Abstract
Genomic silencing can promote germ cell immortality, or transgenerational maintenance of the germ line, via mechanisms that may occur during mitosis or meiosis. Here we report that the gsp-2 PP1/Glc7 phosphatase promotes germ cell immortality. We identified a separation-of-function allele of C. elegans GSP-2 that caused a meiosis-specific chromosome segregation defect and defects in transgenerational small RNA-induced genome silencing. GSP-2 is recruited to meiotic chromosomes by LAB-1, which also promoted germ cell immortality. Sterile gsp-2 and lab-1 mutant adults displayed germline degeneration, univalents and histone phosphorylation defects in oocytes, similar to small RNA genome silencing mutants. Epistasis and RNA analysis suggested that GSP-2 functions downstream of small RNAs. We conclude that a meiosis-specific function of GSP-2/LAB-1 ties small RNA-mediated silencing of the epigenome to germ cell immortality. Given that hemizygous genetic elements can drive transgenerational epigenomic silencing, and given that LAB-1 promotes pairing of homologous chromosomes and localizes to the interface between homologous chromosomes during pachytene, we suggest that discontinuities at this interface could promote nuclear silencing in a manner that depends on GSP-2.

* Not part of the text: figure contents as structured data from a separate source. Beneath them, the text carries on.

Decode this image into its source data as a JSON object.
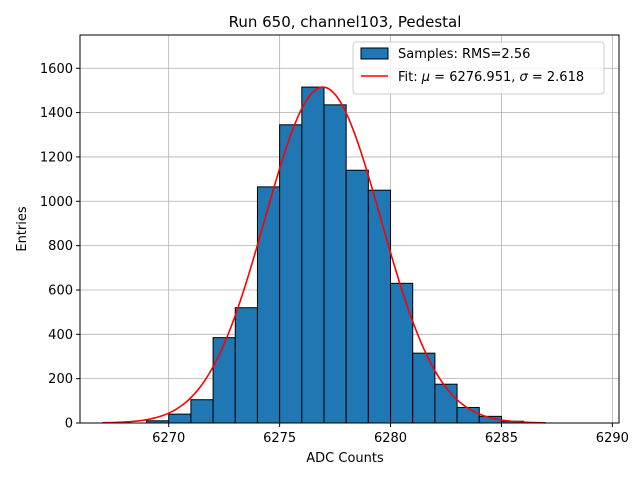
{
  "chart_data": {
    "type": "bar",
    "title": "Run 650, channel103, Pedestal",
    "xlabel": "ADC Counts",
    "ylabel": "Entries",
    "xlim": [
      6266,
      6290.3
    ],
    "ylim": [
      0,
      1750
    ],
    "xticks": [
      6270,
      6275,
      6280,
      6285,
      6290
    ],
    "xtick_labels": [
      "6270",
      "6275",
      "6280",
      "6285",
      "6290"
    ],
    "yticks": [
      0,
      200,
      400,
      600,
      800,
      1000,
      1200,
      1400,
      1600
    ],
    "ytick_labels": [
      "0",
      "200",
      "400",
      "600",
      "800",
      "1000",
      "1200",
      "1400",
      "1600"
    ],
    "grid": true,
    "bin_width": 1,
    "bins": [
      {
        "left": 6269,
        "count": 10
      },
      {
        "left": 6270,
        "count": 40
      },
      {
        "left": 6271,
        "count": 105
      },
      {
        "left": 6272,
        "count": 385
      },
      {
        "left": 6273,
        "count": 520
      },
      {
        "left": 6274,
        "count": 1065
      },
      {
        "left": 6275,
        "count": 1345
      },
      {
        "left": 6276,
        "count": 1515
      },
      {
        "left": 6277,
        "count": 1435
      },
      {
        "left": 6278,
        "count": 1140
      },
      {
        "left": 6279,
        "count": 1050
      },
      {
        "left": 6280,
        "count": 630
      },
      {
        "left": 6281,
        "count": 315
      },
      {
        "left": 6282,
        "count": 175
      },
      {
        "left": 6283,
        "count": 70
      },
      {
        "left": 6284,
        "count": 30
      },
      {
        "left": 6285,
        "count": 8
      }
    ],
    "fit": {
      "mu": 6276.951,
      "sigma": 2.618,
      "amplitude": 1515,
      "x_range": [
        6267,
        6287
      ]
    },
    "legend": {
      "placement": "top-right",
      "entries": [
        {
          "label": "Samples: RMS=2.56",
          "kind": "patch",
          "color": "#1f77b4"
        },
        {
          "label_prefix": "Fit: ",
          "mu_symbol": "μ",
          "mu_text": " = 6276.951, ",
          "sigma_symbol": "σ",
          "sigma_text": " = 2.618",
          "kind": "line",
          "color": "#ff0000"
        }
      ]
    },
    "colors": {
      "bar_fill": "#1f77b4",
      "bar_edge": "#000000",
      "fit_line": "#ff0000",
      "grid": "#b0b0b0"
    }
  }
}
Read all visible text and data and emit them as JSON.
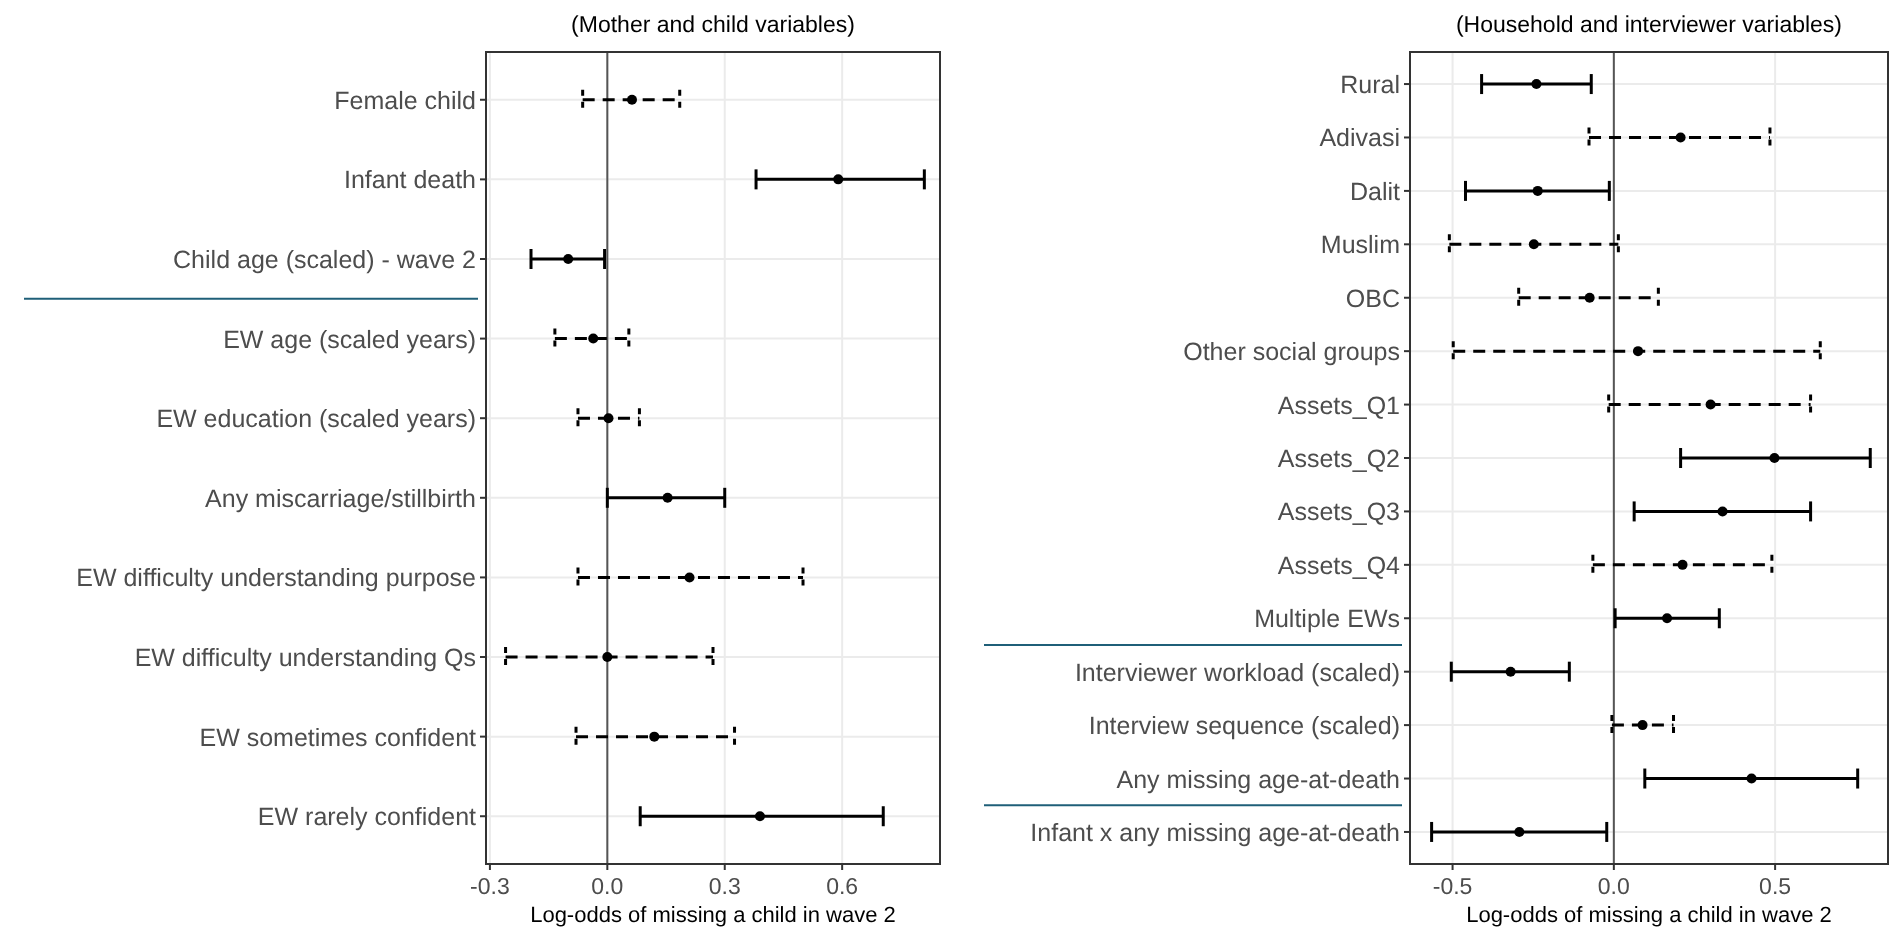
{
  "chart_data": [
    {
      "type": "scatter",
      "orientation": "horizontal",
      "title": "(Mother and child variables)",
      "xlabel": "Log-odds of missing a child in wave 2",
      "categories": [
        "Female child",
        "Infant death",
        "Child age (scaled) - wave 2",
        "EW age (scaled years)",
        "EW education (scaled years)",
        "Any miscarriage/stillbirth",
        "EW difficulty understanding purpose",
        "EW difficulty understanding Qs",
        "EW sometimes confident",
        "EW rarely confident"
      ],
      "series": [
        {
          "color": "#000000",
          "line_style": "solid",
          "values": [
            null,
            0.59,
            -0.1,
            null,
            null,
            0.154,
            null,
            null,
            null,
            0.39
          ],
          "errors": [
            null,
            [
              0.38,
              0.81
            ],
            [
              -0.195,
              -0.007
            ],
            null,
            null,
            [
              0.0,
              0.3
            ],
            null,
            null,
            null,
            [
              0.084,
              0.705
            ]
          ]
        },
        {
          "color": "#000000",
          "line_style": "dashed",
          "values": [
            0.063,
            null,
            null,
            -0.036,
            0.003,
            null,
            0.21,
            0.0,
            0.12,
            null
          ],
          "errors": [
            [
              -0.063,
              0.185
            ],
            null,
            null,
            [
              -0.134,
              0.055
            ],
            [
              -0.075,
              0.082
            ],
            null,
            [
              -0.075,
              0.5
            ],
            [
              -0.26,
              0.27
            ],
            [
              -0.08,
              0.325
            ],
            null
          ]
        }
      ],
      "xlim": [
        -0.31,
        0.85
      ],
      "xticks": [
        {
          "value": -0.3,
          "label": "-0.3"
        },
        {
          "value": 0,
          "label": "0.0"
        },
        {
          "value": 0.3,
          "label": "0.3"
        },
        {
          "value": 0.6,
          "label": "0.6"
        }
      ],
      "ref_lines": [
        {
          "axis": "x",
          "value": 0,
          "color": "#555555"
        }
      ],
      "grid": true,
      "marker": "circle"
    },
    {
      "type": "scatter",
      "orientation": "horizontal",
      "title": "(Household and interviewer variables)",
      "xlabel": "Log-odds of missing a child in wave 2",
      "categories": [
        "Rural",
        "Adivasi",
        "Dalit",
        "Muslim",
        "OBC",
        "Other social groups",
        "Assets_Q1",
        "Assets_Q2",
        "Assets_Q3",
        "Assets_Q4",
        "Multiple EWs",
        "Interviewer workload (scaled)",
        "Interview sequence (scaled)",
        "Any missing age-at-death",
        "Infant x any missing age-at-death"
      ],
      "series": [
        {
          "color": "#000000",
          "line_style": "solid",
          "values": [
            -0.24,
            null,
            -0.236,
            null,
            null,
            null,
            null,
            0.498,
            0.337,
            null,
            0.165,
            -0.32,
            null,
            0.427,
            -0.293
          ],
          "errors": [
            [
              -0.41,
              -0.07
            ],
            null,
            [
              -0.46,
              -0.014
            ],
            null,
            null,
            null,
            null,
            [
              0.207,
              0.795
            ],
            [
              0.063,
              0.61
            ],
            null,
            [
              0.004,
              0.327
            ],
            [
              -0.504,
              -0.138
            ],
            null,
            [
              0.096,
              0.756
            ],
            [
              -0.565,
              -0.022
            ]
          ]
        },
        {
          "color": "#000000",
          "line_style": "dashed",
          "values": [
            null,
            0.207,
            null,
            -0.248,
            -0.075,
            0.075,
            0.3,
            null,
            null,
            0.213,
            null,
            null,
            0.089,
            null,
            null
          ],
          "errors": [
            null,
            [
              -0.077,
              0.484
            ],
            null,
            [
              -0.51,
              0.014
            ],
            [
              -0.295,
              0.138
            ],
            [
              -0.498,
              0.64
            ],
            [
              -0.016,
              0.61
            ],
            null,
            null,
            [
              -0.065,
              0.49
            ],
            null,
            null,
            [
              -0.006,
              0.185
            ],
            null,
            null
          ]
        }
      ],
      "xlim": [
        -0.632,
        0.85
      ],
      "xticks": [
        {
          "value": -0.5,
          "label": "-0.5"
        },
        {
          "value": 0,
          "label": "0.0"
        },
        {
          "value": 0.5,
          "label": "0.5"
        }
      ],
      "ref_lines": [
        {
          "axis": "x",
          "value": 0,
          "color": "#555555"
        }
      ],
      "grid": true,
      "marker": "circle"
    }
  ]
}
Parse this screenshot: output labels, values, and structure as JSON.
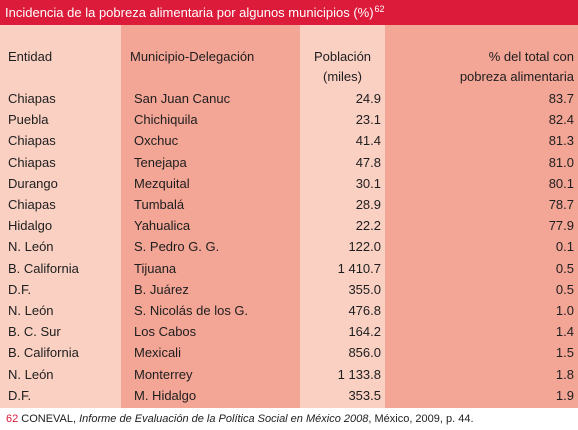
{
  "title": "Incidencia de la pobreza alimentaria por algunos municipios (%)",
  "title_note": "62",
  "headers": {
    "entidad": "Entidad",
    "municipio": "Municipio-Delegación",
    "poblacion_line1": "Población",
    "poblacion_line2": "(miles)",
    "pct_line1": "% del total con",
    "pct_line2": "pobreza alimentaria"
  },
  "rows": [
    {
      "entidad": "Chiapas",
      "municipio": "San Juan Canuc",
      "poblacion": "24.9",
      "pct": "83.7"
    },
    {
      "entidad": "Puebla",
      "municipio": "Chichiquila",
      "poblacion": "23.1",
      "pct": "82.4"
    },
    {
      "entidad": "Chiapas",
      "municipio": "Oxchuc",
      "poblacion": "41.4",
      "pct": "81.3"
    },
    {
      "entidad": "Chiapas",
      "municipio": "Tenejapa",
      "poblacion": "47.8",
      "pct": "81.0"
    },
    {
      "entidad": "Durango",
      "municipio": "Mezquital",
      "poblacion": "30.1",
      "pct": "80.1"
    },
    {
      "entidad": "Chiapas",
      "municipio": "Tumbalá",
      "poblacion": "28.9",
      "pct": "78.7"
    },
    {
      "entidad": "Hidalgo",
      "municipio": "Yahualica",
      "poblacion": "22.2",
      "pct": "77.9"
    },
    {
      "entidad": "N. León",
      "municipio": "S. Pedro G. G.",
      "poblacion": "122.0",
      "pct": "0.1"
    },
    {
      "entidad": "B. California",
      "municipio": "Tijuana",
      "poblacion": "1 410.7",
      "pct": "0.5"
    },
    {
      "entidad": "D.F.",
      "municipio": "B. Juárez",
      "poblacion": "355.0",
      "pct": "0.5"
    },
    {
      "entidad": "N. León",
      "municipio": "S. Nicolás de los G.",
      "poblacion": "476.8",
      "pct": "1.0"
    },
    {
      "entidad": "B. C. Sur",
      "municipio": "Los Cabos",
      "poblacion": "164.2",
      "pct": "1.4"
    },
    {
      "entidad": "B. California",
      "municipio": "Mexicali",
      "poblacion": "856.0",
      "pct": "1.5"
    },
    {
      "entidad": "N. León",
      "municipio": "Monterrey",
      "poblacion": "1 133.8",
      "pct": "1.8"
    },
    {
      "entidad": "D.F.",
      "municipio": "M. Hidalgo",
      "poblacion": "353.5",
      "pct": "1.9"
    }
  ],
  "footnote": {
    "number": "62",
    "prefix": "CONEVAL, ",
    "title": "Informe de Evaluación de la Política Social en México 2008",
    "suffix": ", México, 2009, p. 44."
  },
  "colors": {
    "title_bar": "#dc1a39",
    "column_light": "#f9d0c2",
    "column_dark": "#f3a596"
  }
}
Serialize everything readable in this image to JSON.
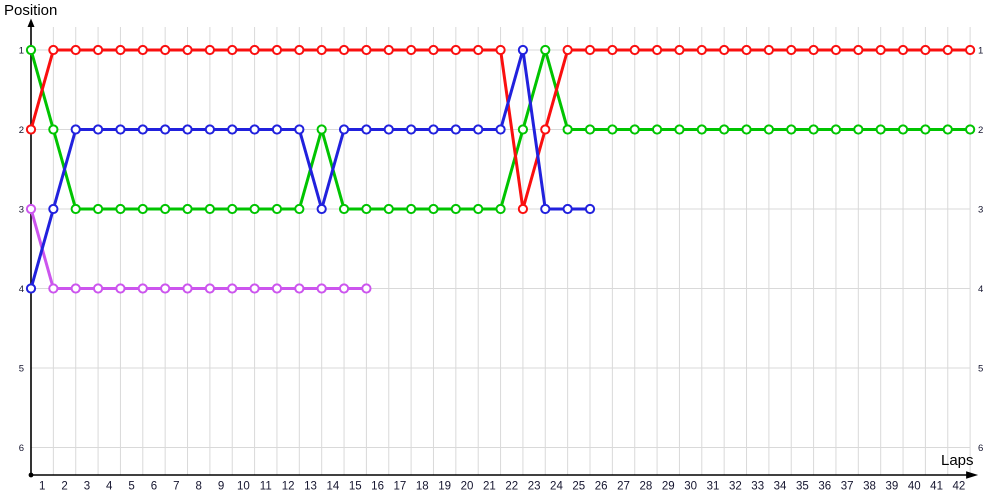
{
  "chart_data": {
    "type": "line",
    "title": "",
    "xlabel": "Laps",
    "ylabel": "Position",
    "x_ticks": [
      1,
      2,
      3,
      4,
      5,
      6,
      7,
      8,
      9,
      10,
      11,
      12,
      13,
      14,
      15,
      16,
      17,
      18,
      19,
      20,
      21,
      22,
      23,
      24,
      25,
      26,
      27,
      28,
      29,
      30,
      31,
      32,
      33,
      34,
      35,
      36,
      37,
      38,
      39,
      40,
      41,
      42
    ],
    "y_ticks_left": [
      1,
      2,
      3,
      4,
      5,
      6
    ],
    "y_ticks_right": [
      1,
      2,
      3,
      4,
      5,
      6
    ],
    "ylim": [
      1,
      6
    ],
    "y_inverted": true,
    "grid": true,
    "legend": "none",
    "marker": "open-circle",
    "colors": {
      "grid": "#d9d9d9",
      "axis": "#000000",
      "tick_text": "#14142e"
    },
    "series": [
      {
        "name": "magenta",
        "color": "#cc55ee",
        "values": [
          3,
          4,
          4,
          4,
          4,
          4,
          4,
          4,
          4,
          4,
          4,
          4,
          4,
          4,
          4,
          4
        ]
      },
      {
        "name": "green",
        "color": "#00c400",
        "values": [
          1,
          2,
          3,
          3,
          3,
          3,
          3,
          3,
          3,
          3,
          3,
          3,
          3,
          2,
          3,
          3,
          3,
          3,
          3,
          3,
          3,
          3,
          2,
          1,
          2,
          2,
          2,
          2,
          2,
          2,
          2,
          2,
          2,
          2,
          2,
          2,
          2,
          2,
          2,
          2,
          2,
          2,
          2
        ]
      },
      {
        "name": "red",
        "color": "#fa0f0f",
        "values": [
          2,
          1,
          1,
          1,
          1,
          1,
          1,
          1,
          1,
          1,
          1,
          1,
          1,
          1,
          1,
          1,
          1,
          1,
          1,
          1,
          1,
          1,
          3,
          2,
          1,
          1,
          1,
          1,
          1,
          1,
          1,
          1,
          1,
          1,
          1,
          1,
          1,
          1,
          1,
          1,
          1,
          1,
          1
        ]
      },
      {
        "name": "blue",
        "color": "#2121dd",
        "values": [
          4,
          3,
          2,
          2,
          2,
          2,
          2,
          2,
          2,
          2,
          2,
          2,
          2,
          3,
          2,
          2,
          2,
          2,
          2,
          2,
          2,
          2,
          1,
          3,
          3,
          3
        ]
      }
    ]
  }
}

Author Summary The germ line of an organism is considered immortal in its capacity to give rise to an unlimited number of future generations. To protect the integrity of the germ line, mechanisms act to suppress the accumulation of transgenerational damage to the genome or epigenome. Loss of germ cell immortality can result from mutations that disrupt the small RNA-mediated silencing pathway that helps to protect the integrity of the epigenome. Here we report for the first time that the C. elegans protein phosphatase GSP-2 that promotes core chromosome biology functions during meiosis is also required for germ cell immortality. Specifically, we identified a partial loss of function allele of gsp-2 that exhibits defects in meiotic chromosome segregation and is also dysfunctional for transgenerational small RNA-mediated genome silencing. Our results are consistent with a known role of Drosophila Protein Phosphatase 1 in heterochromatin silencing, and point to a meiotic phosphatase function that is relevant to germ cell immortality, conceivably related to its roles in chromosome pairing or sister chromatid cohesion.